Britannia Mine Museum is a new industry member of the BC Association of Travel Writers. I make a visit. Just 55 kilometers north of Vancouver, and ten minutes south of Squamish, the Britannia Mine Museum is easy access along the scenic Sea to Sky Highway 99.
At the site of what was once the largest copper-producing mine in North America, Britannia Mine Museum is at the head of Canada’s southernmost 42-kilometer-long inlet/fjord. Mill 3 has 14,416 shiny windows overlooking Howe Sound. Meet the Concentrator. It crushed Mill 3’s ore into concentrated powder. We’re magnetized…
And yet, the question is like a fault deposit in my veins I can’t extract. How can the British Columbia government state that what was one of the “largest metal pollution sources in North America – having significant impact on local waterways like Howe Sound and the Squamish River” still be an award-winning museum today?
The History
The answers lie in history and in the museum’s mandate as a registered charity, a National Historic Site and a BC Historic Landmark.
Going back to the turn of the last century, the mine opened in 1904 and extracted a multitude of ores (mainly copper).
It closed in 1974. The worst impacts were still to come.
Impacts
Shafts (210 kilometers of them) from the open pit mine at the top exacerbated a natural process called Acid Rock Drainage (ARD). Once sulphide minerals came into contact with water and oxygen (rain and air), the ground water coursing through the tunnels became acidic.
An exhibit entitled ‘How Weird is Water?’ explains a bit about how solvent water is. How its basic neutrality can be altered.
“More materials dissolve in water than in any other liquid…it is the ratio of H+ to OH- (H being Hydrogen, and O being Oxygen) which defines the acidity of water. Neutral water contains the same amount of each, where acidic water contains more H+ ions.”
The Solution
Since the opening of Epcor’s Water Treatment Plant in 2005, diverted water collected and neutralized. An 8-m thick concrete plug blocks the Howe Sound portal. With those applications in place, 2011 saw the first returns of Pink and Coho salmon in over a hundred years.
We arrive in time to take one of the hourly 45-minute tunnel tours. We hop aboard the train with our tour guide, Emily, and some other information panners.
Going Underground
“I’ll take you underground and show you some of the conditions the men had to work with…watch your step…they never had overhead lights.”
“We’re a hard rock mine. Holes were drilled into the rock, filled with dynamite, and blasted (after hours)…in 1904, they used the wood drill…called ‘the widow maker’ due to the inhalation of silicon dust…(Later), the stoker drill with a water hose (then) the jack light drill in the 1930s reduced the dust further…watch for yellow outlines…find your bull’s eye, drill 30-35 holes, and get out.”

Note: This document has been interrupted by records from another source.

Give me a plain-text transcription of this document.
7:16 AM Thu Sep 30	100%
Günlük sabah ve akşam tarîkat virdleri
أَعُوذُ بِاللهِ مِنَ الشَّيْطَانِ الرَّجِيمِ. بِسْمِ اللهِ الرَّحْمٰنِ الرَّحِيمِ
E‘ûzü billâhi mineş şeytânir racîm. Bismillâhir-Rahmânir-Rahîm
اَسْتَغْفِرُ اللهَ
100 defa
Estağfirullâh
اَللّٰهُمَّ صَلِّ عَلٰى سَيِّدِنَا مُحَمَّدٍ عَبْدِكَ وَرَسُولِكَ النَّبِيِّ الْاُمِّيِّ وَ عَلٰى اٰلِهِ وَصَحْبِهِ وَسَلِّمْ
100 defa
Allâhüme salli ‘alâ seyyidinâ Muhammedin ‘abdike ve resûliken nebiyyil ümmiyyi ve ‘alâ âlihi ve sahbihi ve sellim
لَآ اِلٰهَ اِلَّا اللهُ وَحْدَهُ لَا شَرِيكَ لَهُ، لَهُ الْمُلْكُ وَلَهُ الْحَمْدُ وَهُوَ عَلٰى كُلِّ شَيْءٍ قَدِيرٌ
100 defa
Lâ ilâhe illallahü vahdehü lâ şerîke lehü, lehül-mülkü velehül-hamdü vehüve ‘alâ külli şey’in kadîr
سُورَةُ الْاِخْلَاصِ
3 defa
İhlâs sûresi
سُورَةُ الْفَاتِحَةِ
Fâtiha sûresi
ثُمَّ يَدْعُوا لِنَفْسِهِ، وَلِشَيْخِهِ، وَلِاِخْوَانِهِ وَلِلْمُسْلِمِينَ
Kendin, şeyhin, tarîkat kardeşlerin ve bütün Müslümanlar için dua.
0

“Muckers…shoveled that rock over (the) shoulder…two men had to move sixteen tons of rock in one shift, just like the song ‘Sixteen Tons …and whaddya get, another day older and deeper in debt.’ We hum along.
Copper ore is heavy, dense rock so the shovels had small blades with short handles until mucking machines came along. Emily revs up the mucking machine.
“Cover your ears; it’s a little bit noisy.”
“You would spend your entire eight-hour shift underground; wet and dirty… with only a light that you would carry with you…in 1904, that was a candle…in 1919, the carbide lamp was introduced…clip it to your woolen cap (no hard hats yet)…the first battery lights weighed 16 pounds.”
Emerging
We emerge and enter Mill 3 where Emily explains how the ore was crushed “into very fine sand…95% waste, and to separate it out, we used a giant froth separator, a giant bubble bath for minerals.”
We walk back along the boardwalk to the gold- panning area. Families try their hands.
There’s a Mining A-to-Z film, an interactive exhibit for your-inner school child, and glittering minerals on display. Truly a delight for kids and adults alike, we watch this hands-on experiment.
Times have changed. Industry, informed by technology and good governance, may prevent serious oversights of the past.
Moving Forward
Patricia Heintzman, Squamish mayor since November 2014 wants to make Squamish renewable.
In a ‘Mountain Life’ article entitled ‘The Life and Hard Times of Howe Sound’ she says there’s “still some appetite for industry, but it should be clean. Where everyone draws that line is debatable (without going) back to the air and water quality issues that plagued Howe Sound for 50 years.”
Or, leave it to Charles Dickens:
Pip, dear old chap, life is made of ever many partings welded together, as I may say, and one man’s a blacksmith and one’s a whitesmith, one’s a goldsmith, and one’s a coppersmith. Divisions among such must come, and must be met as they come.
Britannia Mining Museum keeps mining ways to make us clear-eyed miners of information, learning from the past, forging our future.